Weiss, 41, confirmed the move Monday in an email to readers of The Free Press, the independent media platform she founded after her very public resignation from the Times in 2020. Her tone was equal parts reflective and declarative: “As of today, I am editor-in-chief of CBS News… shaping how millions of Americans read, listen, watch, and, most importantly, understand the news in the 21st century.”
That’s not just a career leap — it’s a cultural shift.
CBS, now under the umbrella of Skydance Paramount following last month’s merger, is also acquiring The Free Press for around $150 million. The deal folds Weiss’s fiercely independent platform — known for its unapologetically heterodox journalism — into one of America’s most recognizable media institutions. In the new structure, Weiss will report directly to Skydance Paramount CEO David Ellison, son of Oracle founder and GOP megadonor Larry Ellison. Importantly, she will not report to CBS News president Tom Cibrowski, giving her an unusual degree of editorial autonomy for a broadcast newsroom executive.
It’s a stunning reversal of fortunes for both parties. Weiss left the Times after condemning its internal culture as “a kind of digital mobocracy,” one more interested in ideology than truth. Now, she’s inheriting a newsroom that’s been rocked by lawsuits, resignations, and a bruising identity crisis. CBS has hemorrhaged senior leadership over the past year, culminating in the resignation of 60 Minutes Executive Producer Bill Owens and CBS News CEO Wendy McMahon this spring. Even more seismic: the network’s $16 million settlement with Donald Trump, who accused 60 Minutes of deceptively editing his interview with then–Vice President Kamala Harris.
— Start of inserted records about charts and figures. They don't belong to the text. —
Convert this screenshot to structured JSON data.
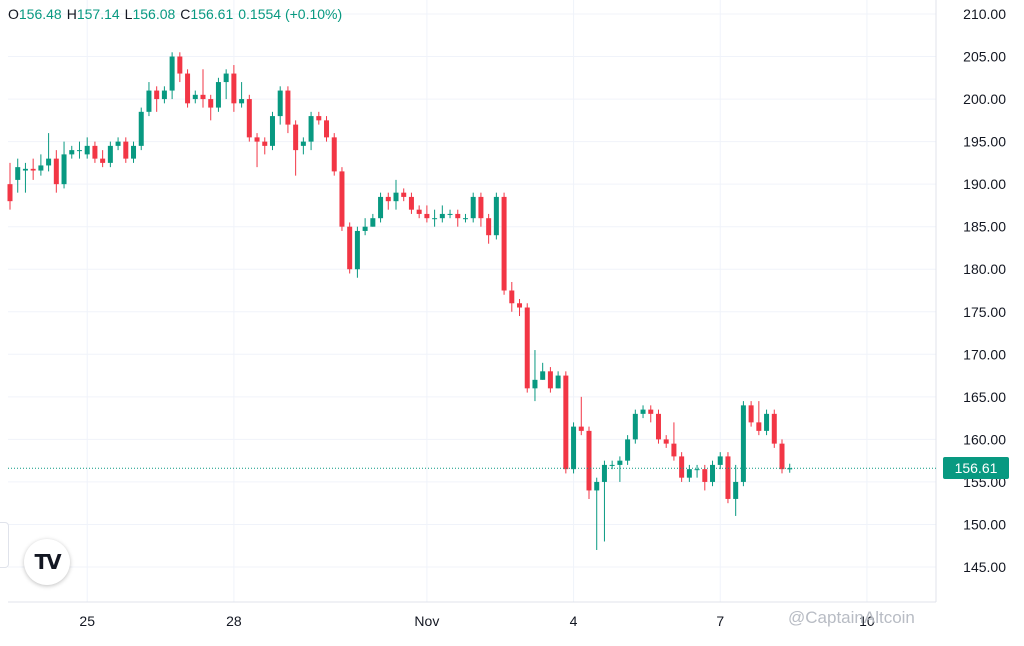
{
  "ohlc": {
    "o_label": "O",
    "o": "156.48",
    "h_label": "H",
    "h": "157.14",
    "l_label": "L",
    "l": "156.08",
    "c_label": "C",
    "c": "156.61",
    "change": "0.1554 (+0.10%)"
  },
  "last_price": "156.61",
  "watermark": "@CaptainAltcoin",
  "logo": "TV",
  "colors": {
    "up": "#089981",
    "down": "#f23645",
    "grid": "#f0f3fa",
    "text": "#131722"
  },
  "chart_data": {
    "type": "candlestick",
    "ylim": [
      141,
      211
    ],
    "y_ticks": [
      "210.00",
      "205.00",
      "200.00",
      "195.00",
      "190.00",
      "185.00",
      "180.00",
      "175.00",
      "170.00",
      "165.00",
      "160.00",
      "155.00",
      "150.00",
      "145.00"
    ],
    "x_ticks": [
      {
        "label": "25",
        "index": 10
      },
      {
        "label": "28",
        "index": 29
      },
      {
        "label": "Nov",
        "index": 54
      },
      {
        "label": "4",
        "index": 73
      },
      {
        "label": "7",
        "index": 92
      },
      {
        "label": "10",
        "index": 111
      }
    ],
    "last_price": 156.61,
    "candles": [
      [
        190,
        188,
        192.5,
        187
      ],
      [
        190.5,
        192,
        193,
        189
      ],
      [
        191.6,
        191.8,
        192.5,
        189
      ],
      [
        191.8,
        191.6,
        193,
        190.5
      ],
      [
        191.6,
        192.2,
        193.5,
        191
      ],
      [
        192.2,
        193,
        196,
        191.5
      ],
      [
        193,
        190,
        194,
        189
      ],
      [
        190,
        193.5,
        195,
        189.5
      ],
      [
        193.5,
        194,
        194.5,
        193
      ],
      [
        194,
        194,
        195,
        193
      ],
      [
        193.5,
        194.5,
        195.5,
        193
      ],
      [
        194.5,
        193,
        195,
        192.5
      ],
      [
        193,
        192.5,
        194,
        192
      ],
      [
        192.5,
        194.5,
        195,
        192
      ],
      [
        194.5,
        195,
        195.5,
        194
      ],
      [
        195,
        193,
        195.5,
        192.5
      ],
      [
        193,
        194.5,
        195,
        192.5
      ],
      [
        194.5,
        198.5,
        199,
        194
      ],
      [
        198.5,
        201,
        202,
        198
      ],
      [
        201,
        200,
        201.5,
        198.5
      ],
      [
        200,
        201,
        201.5,
        199.5
      ],
      [
        201,
        205,
        205.5,
        200
      ],
      [
        205,
        203,
        205.5,
        202
      ],
      [
        203,
        199.5,
        203.5,
        199
      ],
      [
        200,
        200.5,
        201,
        199.5
      ],
      [
        200.5,
        200,
        203.5,
        199
      ],
      [
        200,
        199,
        200.5,
        197.5
      ],
      [
        199,
        202,
        202.5,
        198.5
      ],
      [
        202,
        203,
        203.5,
        200
      ],
      [
        203,
        199.5,
        204,
        198.5
      ],
      [
        199.5,
        200,
        202,
        199
      ],
      [
        200,
        195.5,
        200.5,
        195
      ],
      [
        195.5,
        195,
        196,
        192
      ],
      [
        195,
        194.5,
        195.5,
        193.5
      ],
      [
        194.5,
        198,
        198.5,
        194
      ],
      [
        198,
        201,
        201.5,
        197
      ],
      [
        201,
        197,
        201.5,
        196
      ],
      [
        197,
        194,
        197.5,
        191
      ],
      [
        194.5,
        195,
        195.5,
        193.5
      ],
      [
        195,
        198,
        198.5,
        194
      ],
      [
        198,
        197.5,
        198.5,
        197
      ],
      [
        197.5,
        195.5,
        198,
        195
      ],
      [
        195.5,
        191.5,
        196,
        191
      ],
      [
        191.5,
        185,
        192,
        184.5
      ],
      [
        185,
        180,
        185.5,
        179.5
      ],
      [
        180,
        184.5,
        185,
        179
      ],
      [
        184.5,
        185,
        186,
        184
      ],
      [
        185,
        186,
        186.5,
        185
      ],
      [
        186,
        188.5,
        189,
        185.5
      ],
      [
        188.5,
        188,
        189,
        187
      ],
      [
        188,
        189,
        190.5,
        187
      ],
      [
        189,
        188.5,
        189.5,
        188
      ],
      [
        188.5,
        187,
        189,
        186.5
      ],
      [
        187,
        186.5,
        187.5,
        186
      ],
      [
        186.5,
        186,
        187.5,
        185.5
      ],
      [
        186,
        186,
        187,
        185
      ],
      [
        186,
        186.5,
        187.5,
        185.5
      ],
      [
        186.5,
        186.5,
        187,
        186
      ],
      [
        186.5,
        186,
        187,
        185
      ],
      [
        186,
        186,
        186.5,
        185.5
      ],
      [
        186,
        188.5,
        189,
        185.5
      ],
      [
        188.5,
        186,
        189,
        185
      ],
      [
        186,
        184,
        186.5,
        183
      ],
      [
        184,
        188.5,
        189,
        183.5
      ],
      [
        188.5,
        177.5,
        189,
        177
      ],
      [
        177.5,
        176,
        178.5,
        175
      ],
      [
        176,
        175.5,
        176.5,
        174.5
      ],
      [
        175.5,
        166,
        176,
        165.5
      ],
      [
        166,
        167,
        170.5,
        164.5
      ],
      [
        167,
        168,
        169,
        167
      ],
      [
        168,
        166,
        168.5,
        165.5
      ],
      [
        166,
        167.5,
        168,
        166
      ],
      [
        167.5,
        156.5,
        168,
        156
      ],
      [
        156.5,
        161.5,
        162,
        156
      ],
      [
        161.5,
        161,
        165,
        160.5
      ],
      [
        161,
        154,
        161.5,
        153
      ],
      [
        154,
        155,
        155.5,
        147
      ],
      [
        155,
        157,
        157.5,
        148
      ],
      [
        157,
        157,
        157.5,
        156.5
      ],
      [
        157,
        157.5,
        158,
        155
      ],
      [
        157.5,
        160,
        160.5,
        157
      ],
      [
        160,
        163,
        163.5,
        159.5
      ],
      [
        163,
        163.5,
        164,
        162.5
      ],
      [
        163.5,
        163,
        164,
        162
      ],
      [
        163,
        160,
        163.5,
        159.5
      ],
      [
        160,
        159.5,
        160.5,
        159
      ],
      [
        159.5,
        158,
        162,
        157.5
      ],
      [
        158,
        155.5,
        158.5,
        155
      ],
      [
        155.5,
        156.5,
        157,
        155
      ],
      [
        156.5,
        156.5,
        157,
        155.5
      ],
      [
        156.5,
        155,
        157,
        154
      ],
      [
        155,
        157,
        157.5,
        154.5
      ],
      [
        157,
        158,
        158.5,
        156.5
      ],
      [
        158,
        153,
        158.5,
        152.5
      ],
      [
        153,
        155,
        157,
        151
      ],
      [
        155,
        164,
        164.5,
        154.5
      ],
      [
        164,
        162,
        164.5,
        161.5
      ],
      [
        162,
        161,
        164.5,
        160.5
      ],
      [
        161,
        163,
        163.5,
        160.5
      ],
      [
        163,
        159.5,
        163.5,
        159
      ],
      [
        159.5,
        156.5,
        160,
        156
      ],
      [
        156.48,
        156.61,
        157.14,
        156.08
      ]
    ]
  }
}
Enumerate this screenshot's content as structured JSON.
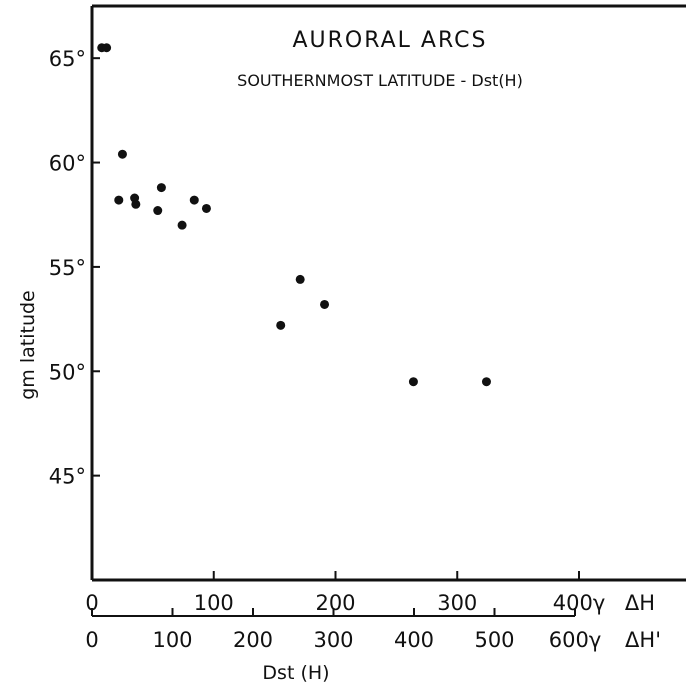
{
  "chart_data": {
    "type": "scatter",
    "title": "AURORAL ARCS",
    "subtitle": "SOUTHERNMOST LATITUDE - Dst(H)",
    "ylabel": "gm latitude",
    "xlabel": "Dst (H)",
    "ylim": [
      40,
      67.5
    ],
    "xlim": [
      0,
      490
    ],
    "y_ticks": [
      {
        "value": 45,
        "label": "45°"
      },
      {
        "value": 50,
        "label": "50°"
      },
      {
        "value": 55,
        "label": "55°"
      },
      {
        "value": 60,
        "label": "60°"
      },
      {
        "value": 65,
        "label": "65°"
      }
    ],
    "x_axis_H": {
      "ticks": [
        {
          "value": 0,
          "label": "0"
        },
        {
          "value": 100,
          "label": "100"
        },
        {
          "value": 200,
          "label": "200"
        },
        {
          "value": 300,
          "label": "300"
        },
        {
          "value": 400,
          "label": "400γ"
        }
      ],
      "unit_label": "ΔH"
    },
    "x_axis_H_prime": {
      "ticks": [
        {
          "value": 0,
          "label": "0"
        },
        {
          "value": 100,
          "label": "100"
        },
        {
          "value": 200,
          "label": "200"
        },
        {
          "value": 300,
          "label": "300"
        },
        {
          "value": 400,
          "label": "400"
        },
        {
          "value": 500,
          "label": "500"
        },
        {
          "value": 600,
          "label": "600γ"
        }
      ],
      "unit_label": "ΔH'"
    },
    "points": [
      {
        "x": 8,
        "y": 65.5
      },
      {
        "x": 12,
        "y": 65.5
      },
      {
        "x": 22,
        "y": 58.2
      },
      {
        "x": 25,
        "y": 60.4
      },
      {
        "x": 35,
        "y": 58.3
      },
      {
        "x": 36,
        "y": 58.0
      },
      {
        "x": 54,
        "y": 57.7
      },
      {
        "x": 57,
        "y": 58.8
      },
      {
        "x": 74,
        "y": 57.0
      },
      {
        "x": 84,
        "y": 58.2
      },
      {
        "x": 94,
        "y": 57.8
      },
      {
        "x": 155,
        "y": 52.2
      },
      {
        "x": 171,
        "y": 54.4
      },
      {
        "x": 191,
        "y": 53.2
      },
      {
        "x": 264,
        "y": 49.5
      },
      {
        "x": 324,
        "y": 49.5
      }
    ]
  }
}
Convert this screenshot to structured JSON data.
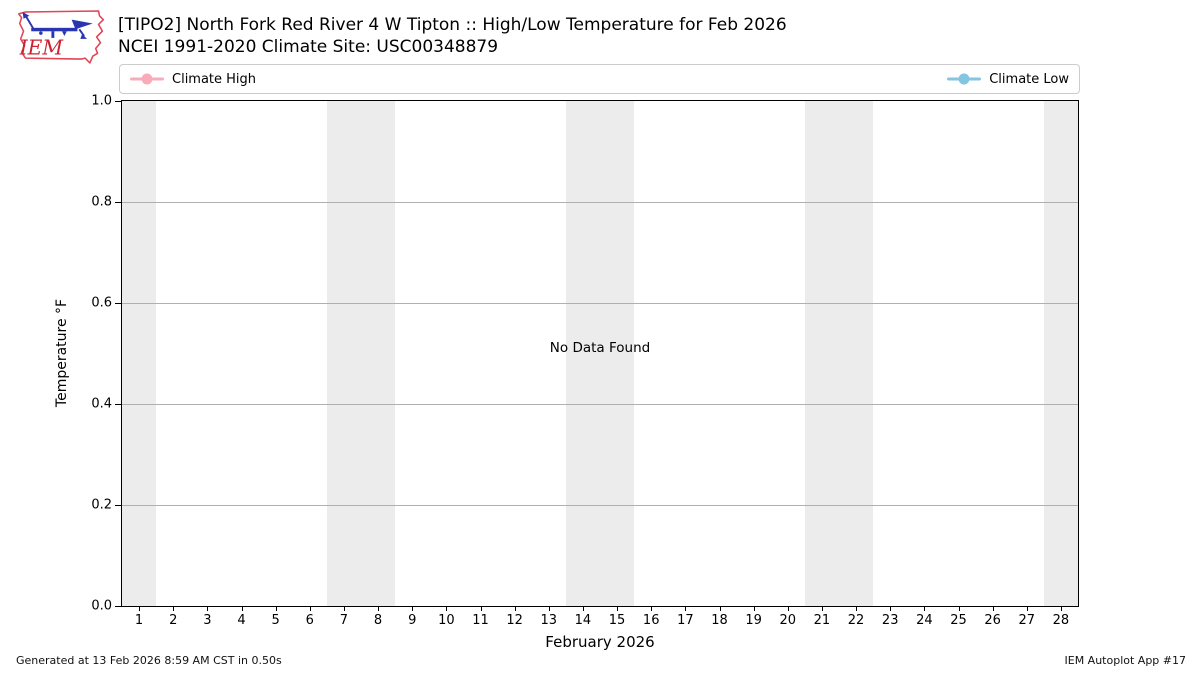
{
  "header": {
    "title": "[TIPO2] North Fork Red River 4 W Tipton :: High/Low Temperature for Feb 2026",
    "subtitle": "NCEI 1991-2020 Climate Site: USC00348879",
    "logo_text": "IEM"
  },
  "legend": {
    "high_label": "Climate High",
    "low_label": "Climate Low",
    "high_color": "#f8acba",
    "low_color": "#82c6e2"
  },
  "chart_data": {
    "type": "line",
    "title": "[TIPO2] North Fork Red River 4 W Tipton :: High/Low Temperature for Feb 2026",
    "subtitle": "NCEI 1991-2020 Climate Site: USC00348879",
    "xlabel": "February 2026",
    "ylabel": "Temperature °F",
    "no_data_message": "No Data Found",
    "xlim": [
      0.5,
      28.5
    ],
    "ylim": [
      0.0,
      1.0
    ],
    "x_ticks": [
      1,
      2,
      3,
      4,
      5,
      6,
      7,
      8,
      9,
      10,
      11,
      12,
      13,
      14,
      15,
      16,
      17,
      18,
      19,
      20,
      21,
      22,
      23,
      24,
      25,
      26,
      27,
      28
    ],
    "y_ticks": [
      {
        "value": 1.0,
        "label": "1.0"
      },
      {
        "value": 0.8,
        "label": "0.8"
      },
      {
        "value": 0.6,
        "label": "0.6"
      },
      {
        "value": 0.4,
        "label": "0.4"
      },
      {
        "value": 0.2,
        "label": "0.2"
      },
      {
        "value": 0.0,
        "label": "0.0"
      }
    ],
    "grid": "horizontal",
    "legend_position": "top, spanning plot width, high left / low right",
    "weekend_bands": [
      [
        1,
        1
      ],
      [
        7,
        8
      ],
      [
        14,
        15
      ],
      [
        21,
        22
      ],
      [
        28,
        28
      ]
    ],
    "band_color": "#ececec",
    "series": [
      {
        "name": "Climate High",
        "color": "#f8acba",
        "values": []
      },
      {
        "name": "Climate Low",
        "color": "#82c6e2",
        "values": []
      }
    ]
  },
  "footer": {
    "left": "Generated at 13 Feb 2026 8:59 AM CST in 0.50s",
    "right": "IEM Autoplot App #17"
  }
}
The timing of Weiss’s appointment — just weeks after that settlement and the completion of the Paramount-Skydance merger — is no coincidence. Ellison’s team has made clear it wants to overhaul CBS’s image from an echo chamber of establishment consensus into something more reflective of what Weiss calls “the actual mainstream.” That means less sanctimony, fewer partisan blinders, and more focus on “politically mixed, pragmatic Americans” — the audience Weiss says traditional media has abandoned.
But inside CBS, anxiety is running high. Staffers, according to multiple reports, are whispering about layoffs, resignations, and a “culture clash” between Weiss’s blunt centrism and the network’s historically progressive newsroom culture. “There’s real fear in the building right now,” one insider told The Wrap. “People are scared, plain and simple.”
They have reason to be. Weiss isn’t a caretaker — she’s a reformer. Her track record shows she doesn’t tiptoe around ideology; she dismantles it. Her new debate series, expected to air across CBS platforms next spring, will tackle polarizing issues like immigration, bioethics, and free speech — exactly the kinds of topics legacy media has long avoided for fear of offending one side of the aisle.
And that may be precisely what Ellison and Weiss are betting on: that truth-telling, even when messy, is the only way to restore public trust.